America’s seniors are lonely. Study after study has shown us that social isolation among the elderly is reaching epidemic proportions. The CDC has identified loneliness and social isolation in older adults as “serious health risks,” and the COVID-19 pandemic has brought the problem to light in new ways.
Many seniors lack social connections and are separated from family or friends (social isolation). Others may have social interactions but still experience loneliness if those connections aren’t meaningful or satisfying. A recent study from the National Academies of Sciences, Engineering, and Medicine (NASEM) identified one-fourth of seniors 65 and older as socially isolated. Another study showed that 40 percent of seniors experience loneliness. But there are steps we can take–even during COVID– to create and maintain connections.
COVID and the Loneliness Epidemic
While loneliness in seniors is nothing new, COVID has intensified the problem. The pandemic means increased isolation for seniors living at home, changing how they interact with family and friends. The COVID crisis has also increased isolation in long-term care facilities, where socialization was a priority pre-pandemic. Residents are, by necessity, isolated from visitors and fellow residents. The absence of physical touch from family, caregivers and long-term care staff also leaves a hole.

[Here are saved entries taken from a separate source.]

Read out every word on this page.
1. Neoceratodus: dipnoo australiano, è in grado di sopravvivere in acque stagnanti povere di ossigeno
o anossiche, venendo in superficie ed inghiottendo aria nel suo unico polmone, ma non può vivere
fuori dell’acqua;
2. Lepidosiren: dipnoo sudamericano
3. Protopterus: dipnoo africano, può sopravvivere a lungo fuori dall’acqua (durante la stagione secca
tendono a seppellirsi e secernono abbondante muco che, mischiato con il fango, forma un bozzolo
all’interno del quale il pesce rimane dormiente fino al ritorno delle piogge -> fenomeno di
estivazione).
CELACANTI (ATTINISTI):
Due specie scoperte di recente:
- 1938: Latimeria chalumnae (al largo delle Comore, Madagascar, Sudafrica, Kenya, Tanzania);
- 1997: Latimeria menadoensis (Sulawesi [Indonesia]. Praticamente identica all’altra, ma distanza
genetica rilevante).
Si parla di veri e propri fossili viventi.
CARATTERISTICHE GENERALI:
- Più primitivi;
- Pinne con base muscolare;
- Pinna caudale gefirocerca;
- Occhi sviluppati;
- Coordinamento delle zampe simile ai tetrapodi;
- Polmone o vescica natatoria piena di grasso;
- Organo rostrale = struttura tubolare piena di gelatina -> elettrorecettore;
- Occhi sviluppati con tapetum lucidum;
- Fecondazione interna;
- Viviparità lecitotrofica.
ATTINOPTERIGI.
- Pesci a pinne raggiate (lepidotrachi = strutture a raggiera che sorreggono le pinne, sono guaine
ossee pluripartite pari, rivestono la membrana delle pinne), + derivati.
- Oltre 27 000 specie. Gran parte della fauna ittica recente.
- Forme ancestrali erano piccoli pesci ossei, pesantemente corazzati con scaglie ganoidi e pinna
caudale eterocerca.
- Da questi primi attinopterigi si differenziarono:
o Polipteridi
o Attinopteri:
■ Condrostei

Why Are Seniors Lonely and Isolated?
The CDC has identified numerous factors that contribute to loneliness in seniors. They include:
- Living alone.
- The loss of family or friends. As seniors age, it can be challenging to move forward as friends and family members pass away. The loss of a spouse or partner can dramatically increase the sense of loneliness.
- Chronic illness can limit seniors’ ability to get out and engage in activities. Dementia and Alzheimer’s disease can also create isolation, both for the patient and caregiving spouses.
- Lack of mobility is another obstacle to creating and maintaining connections, limiting activities open to older adults. When seniors lose access to driving, it can further increase their sense of isolation.
- Hearing loss is a sometimes-overlooked cause of social isolation. It can make it frustrating for seniors to be in social settings and make connections more challenging.
How Does Loneliness Affect Health In Seniors?
Loneliness has a dramatic effect on seniors’ mental and physical health. It shortens lifespan and contributes to chronic illness. According to the CDC, some of the documented effects include:
- Increased risk of premature death.
- Increased risk of dementia (up to 50 percent higher).
- Greater risk of heart disease and stroke.
- Risk of depression, anxiety, and suicide.
How Can We Combat Loneliness When Mom or Dad Lives Alone?
While COVID has made creating connections for seniors living alone, there are still ways we can decrease social isolation.
- Reach out to your local Area Agency on Aging. They are an excellent resource for nutrition and meal programs like Meals on Wheels, adult daycare centers, classes, and programming.
- Local senior centers are a terrific way to make friends and create connections. Many are still open during COVID with safety protocols and offer transportation to members who can’t drive.
- Help mom or dad cultivate new hobbies or find interest groups for existing hobbies, including online groups.
- Look into safe volunteering opportunities. Helping others gives seniors a sense of purpose and helps launch friendships and create connections.
- Set up socially distanced visits and make sure all family members (including grandchildren) call regularly.
- Help mom or dad get set up with technology like smartphones and tablets so they can virtually connect with friends and loved ones face to face.
- Make sure primary care physicians are checking for signs of isolation or depression.
How Do Long-Term Care Facilities Work To Keep Seniors Connected?
Under normal circumstances, one of the primary benefits of choosing a long-term care facility is keeping residents surrounded by fellow residents and staff. Pre-COVID, congregate living allowed for lots of daily interactions, including shared meal times and social activities. Of course, the COVID-19 pandemic has changed everything for residents. Physical isolation is essential during these challenging times. Even with most residents now vaccinated, there are infection prevention protocols in place. Restrictions on visitors have separated seniors from family and friends. Staff can’t engage with residents as they normally would, and facilities limit residents’ interactions to prevent outbreaks. However, long-term care facilities continue to work hard to keep residents engaged and connected. Here are some programs that can help alleviate loneliness and isolation,
- Pet programs that bring animals into nursing homes.
- Spending time outdoors.
- Using technology to connect with outside family and fellow residents.
- Continuing religious services, including prayer groups and Bible study. This includes virtual or socially distanced options during COVID.
- Socially distanced activities, including games and crafts.
For many families, choosing a long-term care facility comes with the reassurance that mom or dad has high-quality human interaction and support every day. Hugging may be on hold for now, but at Evergreen Health & Rehab, fostering connections with fellow residents and staff remains a priority. The last year has required facilities to get creative about combating loneliness. But at Evergreen, meaningful connections are still happening every day.